La presidencia de Sarmiento fue progresista y tumultuosa, casi sin parangón, pero estuvo asediada por luchas, amarguras e incomprensiones. Por varios motivos había muchos que deseaban tronchar la trayectoria sarmientina.
El caudillismo no comprendía o no quería comprender, el republicanismo del presidente y comenzó a tramarse la más horrible y equívoca solución, el asesinato político para alcanzar la democracia y tranquilidad de los pueblos.
Los instigadores eran argentinos quienes no teniendo valor para mancharse las manos con la sangre presidencial, recurrieron a mercenarios extranjeros. Tres marineros italianos, los Guerri, fueron contratados en Montevideo mediante el ofrecimiento de una paga de $10.000, nada menos para asesinar al Presidente de los argentinos. El atentado tuvo lugar el sábado 23 agosto de 1873. Estaban interiorizados que el primer magistrado, concurría casi todas las noches a visitar a su ministro del Interior, Dr.
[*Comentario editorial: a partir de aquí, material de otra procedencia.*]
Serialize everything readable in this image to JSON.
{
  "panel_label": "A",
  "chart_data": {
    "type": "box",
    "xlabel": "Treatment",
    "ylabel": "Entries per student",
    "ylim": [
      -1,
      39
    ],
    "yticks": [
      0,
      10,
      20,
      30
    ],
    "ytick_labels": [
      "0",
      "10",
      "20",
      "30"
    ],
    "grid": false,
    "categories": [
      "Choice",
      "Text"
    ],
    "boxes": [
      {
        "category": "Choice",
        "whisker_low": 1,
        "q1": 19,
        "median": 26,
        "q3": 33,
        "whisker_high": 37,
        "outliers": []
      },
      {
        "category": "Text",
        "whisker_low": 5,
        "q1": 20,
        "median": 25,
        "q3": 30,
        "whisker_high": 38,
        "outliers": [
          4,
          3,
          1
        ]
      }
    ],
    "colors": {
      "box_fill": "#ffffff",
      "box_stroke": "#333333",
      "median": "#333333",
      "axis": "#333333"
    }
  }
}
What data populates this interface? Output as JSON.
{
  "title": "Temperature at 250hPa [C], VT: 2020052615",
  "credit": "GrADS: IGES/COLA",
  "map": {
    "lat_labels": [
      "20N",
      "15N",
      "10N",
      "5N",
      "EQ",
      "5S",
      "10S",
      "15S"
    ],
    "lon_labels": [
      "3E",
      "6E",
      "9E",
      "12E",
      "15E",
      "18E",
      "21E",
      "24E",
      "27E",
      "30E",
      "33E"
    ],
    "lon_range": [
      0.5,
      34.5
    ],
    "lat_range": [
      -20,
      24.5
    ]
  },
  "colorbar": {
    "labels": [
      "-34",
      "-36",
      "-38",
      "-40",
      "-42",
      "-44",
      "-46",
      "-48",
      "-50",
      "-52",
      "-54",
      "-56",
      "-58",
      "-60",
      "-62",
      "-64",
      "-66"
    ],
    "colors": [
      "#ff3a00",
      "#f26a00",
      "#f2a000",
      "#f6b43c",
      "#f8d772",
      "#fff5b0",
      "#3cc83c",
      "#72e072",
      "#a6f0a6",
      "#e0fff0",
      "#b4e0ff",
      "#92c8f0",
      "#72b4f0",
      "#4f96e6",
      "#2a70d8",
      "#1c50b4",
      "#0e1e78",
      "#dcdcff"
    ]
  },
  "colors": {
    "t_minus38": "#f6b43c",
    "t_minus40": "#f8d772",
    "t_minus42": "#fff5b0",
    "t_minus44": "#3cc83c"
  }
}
Dalmacio Vélez Sarsfield para comentar los resultados de la jornada y disfrutar de alguna tranquilidad.
Los delincuentes esperaron agazapados, en la esquina de las calles Maipú y Corrientes. A las 21 llegó el carruaje presidencial contra el cual dispararon sus armas, pero muchos de los disparos resultaron fallidos, pues las armas reventaron en las manos asesinas por exceso de pólvora. El cochero apresuró la marcha del vehículo alejándose rápidamente del lugar. Sarmiento que estaba bastante sordo y tal vez, venía pensando en cuestiones políticas no advirtió el atentado del que había sido objeto. La servidumbre de la casa de Vélez Sarsfield le dio la primera noticia.
Los delincuentes fueron apresados y condenados comprobándose que los perdigones y los puñales que usaron estaban envenenados. Si los disparos lo hubieran alcanzado aún hiriéndolo con el más leve rasguño, habría quedado muerto en el acto.
Luego de los comentarios pertinentes, Sarmiento regresó a su residencia y bien temprano el día 22, a pesar del feriado partió como de costumbre a la casa de gobierno, en cuyos portales casi 200 personas hacían guardia para abrazarlo.
Estaba severamente serio y teniendo que improvisar brevísimas palabras cuyo contenido se ha recogido después como el corto discurso en defensa de la autoridad dijo: "Agradezco vuestra presencia y aprecio su más alta estimación. Digo que no he sufrido daño corporal, pero mi espíritu sí. Se ha herido la más alta investidura que puede ostentar un ciudadano de la República… se ha quebrajado el respeto a la autoridad…’.
De esta amarga circunstancia Sarmiento sacó una jocosa moraleja: cuando lo atacaban sin piedad los periodistas solía decir: "Esos ataques no me llegan por que están tan cargados como las armas de los Guerri y seguramente las plumas han reventado en manos de ellos’.